Gatto selvatico (Felis silvestris silvestris)
In Italia è diffuso a livello peninsulare e in Sicilia, in Sardegna è presente invece con una diversa sottospecie. Protetto in Italia dalla legge 157/92 e inserito tra le specie di interesse comunitario che richiedono protezione rigorosa, è il felino selvatico maggiormente diffuso nella Penisola, nonostante sia raro ed estremamente elusivo. In condizioni ottimali come tipo di habitat e abbondanza di prede, la densità tipica è di tre individui ogni 10 km quadrati. Tra le minacce per questa specie ci sono l’ibridazione con il gatto domestico, la distruzione, il degrado e la frammentazione degli habitat, l’esposizione a sostanze chimiche agricole tossiche e l’uso di bocconi avvelenati, gli incidenti stradali, la trasmissione di malattie da parte dei gatti domestici e la persecuzione diretta per il commercio della loro pelliccia, minaccia diminuita nel nostro Paese ma ancora presente in stati esteri. Scenari futuri: per la sopravvivenza di questa sottospecie diventa fondamentale il tema della corretta gestione dei gatti domestici e della responsabilizzazione dei proprietari tramite una maggiore consapevolezza delle conseguenze di un’errata tenuta dei propri animali.
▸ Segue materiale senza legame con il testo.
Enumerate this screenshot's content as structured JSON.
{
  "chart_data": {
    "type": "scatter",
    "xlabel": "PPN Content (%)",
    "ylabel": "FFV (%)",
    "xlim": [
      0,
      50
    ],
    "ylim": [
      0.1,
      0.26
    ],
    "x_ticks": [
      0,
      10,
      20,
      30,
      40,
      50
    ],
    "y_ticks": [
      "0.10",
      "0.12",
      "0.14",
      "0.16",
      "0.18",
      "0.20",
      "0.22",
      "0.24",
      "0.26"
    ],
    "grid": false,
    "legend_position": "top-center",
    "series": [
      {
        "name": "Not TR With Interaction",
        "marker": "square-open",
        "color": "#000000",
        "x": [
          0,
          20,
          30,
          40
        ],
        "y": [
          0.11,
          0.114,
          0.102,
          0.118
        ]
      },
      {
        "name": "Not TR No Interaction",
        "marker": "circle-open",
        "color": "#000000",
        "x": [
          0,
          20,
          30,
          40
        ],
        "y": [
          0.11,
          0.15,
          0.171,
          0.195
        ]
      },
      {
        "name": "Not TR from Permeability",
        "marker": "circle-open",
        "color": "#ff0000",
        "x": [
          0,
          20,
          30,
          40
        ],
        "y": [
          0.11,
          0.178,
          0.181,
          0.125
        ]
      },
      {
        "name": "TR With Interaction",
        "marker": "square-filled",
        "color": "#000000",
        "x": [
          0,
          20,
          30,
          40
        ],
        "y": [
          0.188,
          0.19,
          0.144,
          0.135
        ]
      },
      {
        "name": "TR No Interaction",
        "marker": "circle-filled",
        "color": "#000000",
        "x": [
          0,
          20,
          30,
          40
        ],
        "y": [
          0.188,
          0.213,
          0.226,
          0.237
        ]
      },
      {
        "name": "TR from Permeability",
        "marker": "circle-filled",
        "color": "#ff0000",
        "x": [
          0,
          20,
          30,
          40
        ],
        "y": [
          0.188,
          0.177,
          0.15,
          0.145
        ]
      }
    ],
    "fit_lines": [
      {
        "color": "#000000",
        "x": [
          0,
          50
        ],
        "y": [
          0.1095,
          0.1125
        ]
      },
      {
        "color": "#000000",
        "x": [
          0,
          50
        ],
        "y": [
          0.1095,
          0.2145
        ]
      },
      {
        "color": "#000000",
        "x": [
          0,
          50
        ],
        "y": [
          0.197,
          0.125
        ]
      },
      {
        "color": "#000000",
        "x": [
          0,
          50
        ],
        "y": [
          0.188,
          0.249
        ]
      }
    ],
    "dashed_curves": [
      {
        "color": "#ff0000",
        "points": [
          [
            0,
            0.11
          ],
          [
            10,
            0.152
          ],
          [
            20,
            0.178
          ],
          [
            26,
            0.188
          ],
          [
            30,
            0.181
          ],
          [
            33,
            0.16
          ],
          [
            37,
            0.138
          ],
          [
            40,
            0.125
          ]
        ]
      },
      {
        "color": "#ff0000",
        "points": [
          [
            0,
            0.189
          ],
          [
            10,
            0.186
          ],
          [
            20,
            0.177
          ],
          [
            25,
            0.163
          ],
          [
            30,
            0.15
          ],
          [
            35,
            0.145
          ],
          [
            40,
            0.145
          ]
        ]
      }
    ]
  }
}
Scarpetta di Venere (Cypripedium calceolus)
È la più grande e vistosa orchidea presente in Italia, diffusa maggiormente nell’arco alpino e in poche stazioni appenniniche. Si tratta di una specie fortemente minacciata e il suo stato di conservazione è ancora più critico a livello locale. Gli interventi di conservazione non sono semplici, poiché la moltiplicazione in vivo di questa pianta è estremamente difficile. Tra le azioni di tutela messe in campo si segnala il progetto Life Floranet, che ha visto tra i partner il Parco Nazionale della Majella (capofila), il Parco Nazionale d’Abruzzo, Lazio e Molise e il Parco Naturale Regionale Sirente Velino, insieme a Legambiente e all’Università di Camerino. Tra le minacce per queste specie: la pressione turistica e l’evoluzione dinamica della vegetazione, che determina un aumento della componente arbustiva e arborea con conseguente chiusura delle radure. Scenari futuri: sarà importante verificare nel corso degli anni l’efficacia degli interventi di sostegno a favore delle popolazioni appenniniche, quelle maggiormente in sofferenza, e monitorare accuratamente i rischi di estinzione locale cui può andare incontro la specie.